Chevrolet designated a pool of 13 ad agencies for the 27 new area marketing groups.
Nine of them were chosen to represent 26 of the 27 groups.
General Motors' Chicago dealers oppose the automaker's push to merge their local dealer marketing groups into regional organizations.
By creating regional groups, GM's goal is to spend more money on local advertising and less on administration.
At the same time, GM wants local advertising to mirror its national brand advertising. GM said it will accomplish this by restricting regional accounts to a small pool of ad agencies.

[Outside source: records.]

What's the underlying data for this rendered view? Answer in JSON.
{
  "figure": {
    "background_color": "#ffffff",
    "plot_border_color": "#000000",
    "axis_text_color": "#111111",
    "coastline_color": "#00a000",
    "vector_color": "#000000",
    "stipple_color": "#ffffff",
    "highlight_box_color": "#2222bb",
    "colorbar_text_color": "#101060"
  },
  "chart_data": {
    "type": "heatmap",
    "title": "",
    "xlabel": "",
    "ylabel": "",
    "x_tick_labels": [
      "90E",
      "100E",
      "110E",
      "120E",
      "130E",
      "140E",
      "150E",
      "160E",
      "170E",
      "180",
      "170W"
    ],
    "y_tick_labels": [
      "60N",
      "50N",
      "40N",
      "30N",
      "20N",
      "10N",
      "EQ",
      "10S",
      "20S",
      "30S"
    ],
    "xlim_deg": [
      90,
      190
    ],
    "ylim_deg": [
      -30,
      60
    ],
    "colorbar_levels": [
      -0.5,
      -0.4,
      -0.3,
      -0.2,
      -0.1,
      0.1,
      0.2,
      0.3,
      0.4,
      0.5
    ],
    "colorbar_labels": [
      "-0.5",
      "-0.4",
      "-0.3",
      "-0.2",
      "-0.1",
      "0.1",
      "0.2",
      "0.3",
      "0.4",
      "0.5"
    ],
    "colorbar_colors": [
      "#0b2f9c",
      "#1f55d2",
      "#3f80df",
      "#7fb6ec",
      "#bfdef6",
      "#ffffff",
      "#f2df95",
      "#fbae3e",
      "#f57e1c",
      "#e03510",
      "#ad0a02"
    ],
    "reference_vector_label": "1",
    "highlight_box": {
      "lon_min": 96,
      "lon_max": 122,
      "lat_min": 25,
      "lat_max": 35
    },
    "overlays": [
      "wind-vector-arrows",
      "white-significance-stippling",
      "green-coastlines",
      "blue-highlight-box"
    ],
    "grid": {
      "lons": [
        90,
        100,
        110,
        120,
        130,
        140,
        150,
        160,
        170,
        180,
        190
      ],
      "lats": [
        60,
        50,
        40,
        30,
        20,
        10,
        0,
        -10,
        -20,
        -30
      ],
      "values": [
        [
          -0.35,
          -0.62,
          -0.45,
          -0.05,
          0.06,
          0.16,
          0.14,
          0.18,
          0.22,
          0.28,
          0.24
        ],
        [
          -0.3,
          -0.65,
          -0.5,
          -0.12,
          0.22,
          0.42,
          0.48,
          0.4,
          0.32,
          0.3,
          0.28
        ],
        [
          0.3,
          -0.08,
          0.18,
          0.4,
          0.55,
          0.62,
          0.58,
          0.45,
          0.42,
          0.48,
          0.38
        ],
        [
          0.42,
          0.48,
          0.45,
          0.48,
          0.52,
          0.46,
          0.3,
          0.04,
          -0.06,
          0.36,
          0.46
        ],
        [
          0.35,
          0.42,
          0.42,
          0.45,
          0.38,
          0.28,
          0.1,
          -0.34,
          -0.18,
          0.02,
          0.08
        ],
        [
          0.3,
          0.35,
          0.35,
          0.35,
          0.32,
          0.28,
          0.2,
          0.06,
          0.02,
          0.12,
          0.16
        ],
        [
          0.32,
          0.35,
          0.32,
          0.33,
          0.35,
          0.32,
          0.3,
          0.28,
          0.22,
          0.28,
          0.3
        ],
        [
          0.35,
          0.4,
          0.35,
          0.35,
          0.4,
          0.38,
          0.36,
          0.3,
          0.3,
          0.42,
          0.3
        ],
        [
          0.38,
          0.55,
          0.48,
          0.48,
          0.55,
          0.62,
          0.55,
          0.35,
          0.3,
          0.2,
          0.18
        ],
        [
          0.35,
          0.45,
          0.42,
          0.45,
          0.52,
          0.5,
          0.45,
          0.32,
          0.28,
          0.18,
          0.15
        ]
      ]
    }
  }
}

But in the Chicago area, GM dealers said they fear that their advertising needs will become secondary in regional marketing groups. The dealers also say that some of the dollars they contribute for local advertising will be spent in other parts of their regions.
Those were among the concerns they expressed in a Nov. 25 letter to Ron Zarrella, GM's vice president of marketing. Chicago's GM dealers said they believe the changes proposed by GM will harm their marketing and sales efforts. The presidents of the Chicagoland Buick, Chevrolet, GMC, Oldsmobile, and Pontiac dealer associations wrote Zarrella and requested a meeting.
Chicago's five associations, which represent 269 dealers, have these concerns:
Advertising funds would be unevenly distributed within the region.
Local advertising needs would become secondary to regional goals.
Regional advertising would ignore local market trends.
Casey Wickstrom, president of the Chicago Chevrolet Dealers Association, said Zarrella answered the group's letter.
Wickstrom, principal of Wickstrom Chevrolet in Roselle, Ill., declined to give details of Zarrella's response, adding, 'We're going to be able to come up with something that is good for both sides.'
There are a lot of dollars at stake. In 1996, GM's Chicago dealer groups, excluding Saturn, spent $20.6 million, according to Competitive Media Reporting. The New York City-based advertising research group also said dealer associations industrywide spent $1.5 billion on advertising last year, and Chevrolet's dealer groups spent $157.5 million on advertising last year.
A look at Chevrolet shows how ad agencies are losing business through the dealer group consolidations.
When Chevrolet combined 206 local dealer marketing groups into 27 area marketing groups, it cut the number of ad agencies used from 79 to a pool of 13 from which the area marketing groups could select.
So far, 20 of the 26 officially formed area marketing groups have contracted with just four agencies.
Ron Daniels, Chevrolet's regional marketing service manager, said he saved the most difficult area marketing group - Chicago - for last. During the week of May 5, Daniels said negotiations were in the early stage.
'The main thing we have to do is sit down and make sure we both understand where the other one is coming from,' he said.
Under the old formula, Chevrolet matched the funds dealer groups contributed for local advertising. In the new system, advertising dollars are still matched by Chevrolet, but they can be allocated throughout the region regardless of the amount of local contributions.
Even dealers who support the regional marketing groups have some gripes. Robert Peltier, principal of Peltier Pontiac-Nissan in Tyler, Texas, said he thinks Pontiac's area marketing philosophy will yield high-quality ads at the local level.
But, he added, 'They (Pontiac officials) do have the purse strings now, and if you want to push Grand Ams in your market and Pontiac wants to push a different product, they're going to win. And they're going to push what they have the most of.'
Pontiac declined to comment on the issue.
Chrysler Corp. switched to centralized regional dealer groups in 1992. Ralph Martinez, principal of Chrysler-Plymouth-Jeep-Eagle, Lincoln-Mercury, Mitsubishi and Oldsmobile stores in Portland, Ore., said under the new system a board of directors picks what it wants to run from the ads Chrysler offers.
'But when you're on fire and you're selling cars like crazy and they're (Chrysler) running their spots, you don't even care what they're running,' Martinez said.